Paul develops this idea in a number of places. But one of the most telling places is in Colossians 3:10 where he commands the church at Colossae to put on a “new self” in which they will be restored in the knowledge and image of the creator. The new self will be marked by a proper knowledge of God. And the new self’s image will be characterized by a kind of nature, rather than a kind of appearance. In the verses before and after Colossians 3:10, Paul is referencing the necessity to give up earthly desires, and the nature that underlies them. No longer should we cling to malice, slander, greed, sexual immorality, impurity, or lies. Instead, the new image will be one characterized by a nature of compassion, kindness, meekness, patience, humility, and bearing one another’s burdens. All of those attributes will be knit together with a thread of divine love. That love will be a commitment to God, and to the well-being of those around us. Being conformed to the image of Christ is being conformed to that nature, and not to physical appearance.

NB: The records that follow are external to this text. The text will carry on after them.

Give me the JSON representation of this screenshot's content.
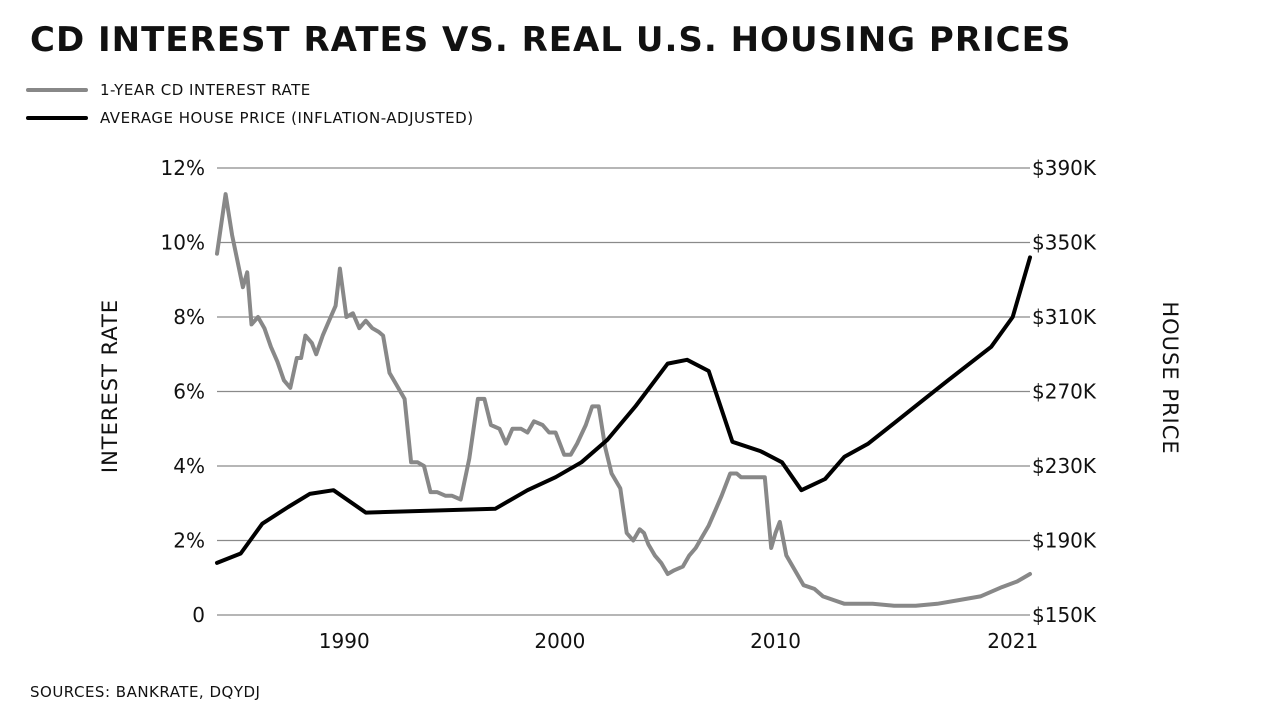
{
  "chart_data": {
    "type": "line",
    "title": "CD INTEREST RATES VS. REAL U.S. HOUSING PRICES",
    "source": "SOURCES: BANKRATE, DQYDJ",
    "x_ticks": [
      "1990",
      "2000",
      "2010",
      "2021"
    ],
    "xlim": [
      1984.1,
      2021.8
    ],
    "left_axis": {
      "label": "INTEREST RATE",
      "ticks": [
        "0",
        "2%",
        "4%",
        "6%",
        "8%",
        "10%",
        "12%"
      ],
      "tick_values": [
        0,
        2,
        4,
        6,
        8,
        10,
        12
      ],
      "ylim": [
        0,
        12
      ]
    },
    "right_axis": {
      "label": "HOUSE PRICE",
      "ticks": [
        "$150K",
        "$190K",
        "$230K",
        "$270K",
        "$310K",
        "$350K",
        "$390K"
      ],
      "tick_values": [
        150000,
        190000,
        230000,
        270000,
        310000,
        350000,
        390000
      ],
      "ylim": [
        150000,
        390000
      ]
    },
    "grid": true,
    "legend_position": "top-left",
    "series": [
      {
        "name": "1-YEAR CD INTEREST RATE",
        "color": "#888888",
        "axis": "left",
        "x": [
          1984.1,
          1984.5,
          1984.8,
          1985.3,
          1985.5,
          1985.7,
          1986.0,
          1986.3,
          1986.6,
          1986.9,
          1987.2,
          1987.5,
          1987.8,
          1988.0,
          1988.2,
          1988.5,
          1988.7,
          1989.0,
          1989.3,
          1989.6,
          1989.8,
          1990.1,
          1990.4,
          1990.7,
          1991.0,
          1991.3,
          1991.6,
          1991.8,
          1992.1,
          1992.4,
          1992.8,
          1993.1,
          1993.4,
          1993.7,
          1994.0,
          1994.3,
          1994.7,
          1995.0,
          1995.4,
          1995.8,
          1996.2,
          1996.5,
          1996.8,
          1997.2,
          1997.5,
          1997.8,
          1998.2,
          1998.5,
          1998.8,
          1999.2,
          1999.5,
          1999.8,
          2000.2,
          2000.5,
          2000.8,
          2001.2,
          2001.5,
          2001.8,
          2002.1,
          2002.4,
          2002.8,
          2003.1,
          2003.4,
          2003.7,
          2003.9,
          2004.1,
          2004.4,
          2004.7,
          2005.0,
          2005.3,
          2005.7,
          2006.0,
          2006.3,
          2006.6,
          2006.9,
          2007.2,
          2007.5,
          2007.9,
          2008.2,
          2008.4,
          2008.6,
          2008.9,
          2009.2,
          2009.5,
          2009.8,
          2010.0,
          2010.2,
          2010.5,
          2010.8,
          2011.3,
          2011.8,
          2012.2,
          2012.7,
          2013.2,
          2013.7,
          2014.5,
          2015.5,
          2016.5,
          2017.5,
          2018.5,
          2019.5,
          2020.5,
          2021.2,
          2021.8
        ],
        "y": [
          9.7,
          11.3,
          10.2,
          8.8,
          9.2,
          7.8,
          8.0,
          7.7,
          7.2,
          6.8,
          6.3,
          6.1,
          6.9,
          6.9,
          7.5,
          7.3,
          7.0,
          7.5,
          7.9,
          8.3,
          9.3,
          8.0,
          8.1,
          7.7,
          7.9,
          7.7,
          7.6,
          7.5,
          6.5,
          6.2,
          5.8,
          4.1,
          4.1,
          4.0,
          3.3,
          3.3,
          3.2,
          3.2,
          3.1,
          4.2,
          5.8,
          5.8,
          5.1,
          5.0,
          4.6,
          5.0,
          5.0,
          4.9,
          5.2,
          5.1,
          4.9,
          4.9,
          4.3,
          4.3,
          4.6,
          5.1,
          5.6,
          5.6,
          4.5,
          3.8,
          3.4,
          2.2,
          2.0,
          2.3,
          2.2,
          1.9,
          1.6,
          1.4,
          1.1,
          1.2,
          1.3,
          1.6,
          1.8,
          2.1,
          2.4,
          2.8,
          3.2,
          3.8,
          3.8,
          3.7,
          3.7,
          3.7,
          3.7,
          3.7,
          1.8,
          2.2,
          2.5,
          1.6,
          1.3,
          0.8,
          0.7,
          0.5,
          0.4,
          0.3,
          0.3,
          0.3,
          0.25,
          0.25,
          0.3,
          0.4,
          0.5,
          0.75,
          0.9,
          1.1
        ]
      },
      {
        "name": "AVERAGE HOUSE PRICE (INFLATION-ADJUSTED)",
        "color": "#000000",
        "axis": "right",
        "x": [
          1984.1,
          1985.2,
          1986.2,
          1987.4,
          1988.4,
          1989.5,
          1991.0,
          1997.0,
          1998.5,
          1999.8,
          2001.0,
          2002.2,
          2003.5,
          2005.0,
          2005.9,
          2006.9,
          2008.0,
          2009.3,
          2010.3,
          2011.2,
          2012.3,
          2013.2,
          2014.3,
          2015.5,
          2016.8,
          2018.0,
          2020.0,
          2021.0,
          2021.8
        ],
        "y": [
          178000,
          183000,
          199000,
          208000,
          215000,
          217000,
          205000,
          207000,
          217000,
          224000,
          232000,
          244000,
          262000,
          285000,
          287000,
          281000,
          243000,
          238000,
          232000,
          217000,
          223000,
          235000,
          242000,
          253000,
          265000,
          276000,
          294000,
          310000,
          342000
        ]
      }
    ]
  }
}
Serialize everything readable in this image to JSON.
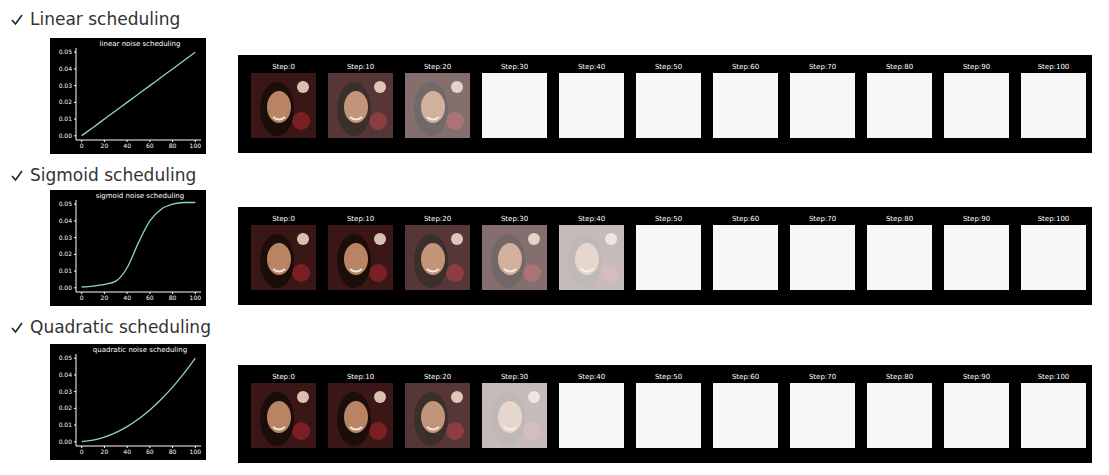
{
  "chart_data": [
    {
      "type": "line",
      "title": "linear noise scheduling",
      "x": [
        0,
        10,
        20,
        30,
        40,
        50,
        60,
        70,
        80,
        90,
        100
      ],
      "values": [
        0.0001,
        0.005,
        0.01,
        0.015,
        0.02,
        0.025,
        0.03,
        0.035,
        0.04,
        0.045,
        0.05
      ],
      "color": "#8fd3cf",
      "xlim": [
        -5,
        105
      ],
      "xticks": [
        0,
        20,
        40,
        60,
        80,
        100
      ],
      "ylim": [
        -0.0025,
        0.0525
      ],
      "yticks": [
        {
          "value": 0,
          "label": "0.00"
        },
        {
          "value": 0.01,
          "label": "0.01"
        },
        {
          "value": 0.02,
          "label": "0.02"
        },
        {
          "value": 0.03,
          "label": "0.03"
        },
        {
          "value": 0.04,
          "label": "0.04"
        },
        {
          "value": 0.05,
          "label": "0.05"
        }
      ],
      "grid": false
    },
    {
      "type": "line",
      "title": "sigmoid noise scheduling",
      "x": [
        0,
        10,
        20,
        30,
        40,
        50,
        60,
        70,
        80,
        90,
        100
      ],
      "values": [
        0.0005,
        0.001,
        0.002,
        0.004,
        0.012,
        0.027,
        0.04,
        0.047,
        0.05,
        0.051,
        0.051
      ],
      "color": "#8fd3cf",
      "xlim": [
        -5,
        105
      ],
      "xticks": [
        0,
        20,
        40,
        60,
        80,
        100
      ],
      "ylim": [
        -0.0025,
        0.0525
      ],
      "yticks": [
        {
          "value": 0,
          "label": "0.00"
        },
        {
          "value": 0.01,
          "label": "0.01"
        },
        {
          "value": 0.02,
          "label": "0.02"
        },
        {
          "value": 0.03,
          "label": "0.03"
        },
        {
          "value": 0.04,
          "label": "0.04"
        },
        {
          "value": 0.05,
          "label": "0.05"
        }
      ],
      "grid": false
    },
    {
      "type": "line",
      "title": "quadratic noise scheduling",
      "x": [
        0,
        10,
        20,
        30,
        40,
        50,
        60,
        70,
        80,
        90,
        100
      ],
      "values": [
        0.0001,
        0.00098,
        0.00278,
        0.00549,
        0.00911,
        0.01364,
        0.01909,
        0.02545,
        0.03272,
        0.0409,
        0.05
      ],
      "color": "#8fd3cf",
      "xlim": [
        -5,
        105
      ],
      "xticks": [
        0,
        20,
        40,
        60,
        80,
        100
      ],
      "ylim": [
        -0.0025,
        0.0525
      ],
      "yticks": [
        {
          "value": 0,
          "label": "0.00"
        },
        {
          "value": 0.01,
          "label": "0.01"
        },
        {
          "value": 0.02,
          "label": "0.02"
        },
        {
          "value": 0.03,
          "label": "0.03"
        },
        {
          "value": 0.04,
          "label": "0.04"
        },
        {
          "value": 0.05,
          "label": "0.05"
        }
      ],
      "grid": false
    }
  ],
  "sections": [
    {
      "heading": "Linear scheduling",
      "steps": [
        "Step:0",
        "Step:10",
        "Step:20",
        "Step:30",
        "Step:40",
        "Step:50",
        "Step:60",
        "Step:70",
        "Step:80",
        "Step:90",
        "Step:100"
      ]
    },
    {
      "heading": "Sigmoid scheduling",
      "steps": [
        "Step:0",
        "Step:10",
        "Step:20",
        "Step:30",
        "Step:40",
        "Step:50",
        "Step:60",
        "Step:70",
        "Step:80",
        "Step:90",
        "Step:100"
      ]
    },
    {
      "heading": "Quadratic scheduling",
      "steps": [
        "Step:0",
        "Step:10",
        "Step:20",
        "Step:30",
        "Step:40",
        "Step:50",
        "Step:60",
        "Step:70",
        "Step:80",
        "Step:90",
        "Step:100"
      ]
    }
  ]
}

In fact, this is the whole Christian journey. Consider Paul’s teaching about what happens when a person truly recognizes the divinity of Christ, and begins to follow him. He argues that such a person is transformed into the image of God from one degree of glory to another (2 Corinthians 3:18). But the prophet Isaiah tells us that the glory of Christ is not in his appearance (Isaiah 53:2). He looked ordinary. He was not majestic. His beauty was not in his physical form.


Are you willingly transforming toward the pinnacle of power, authority and goodness of God in the creation where you have been given reign? Do you bear the image of God appropriately? How so?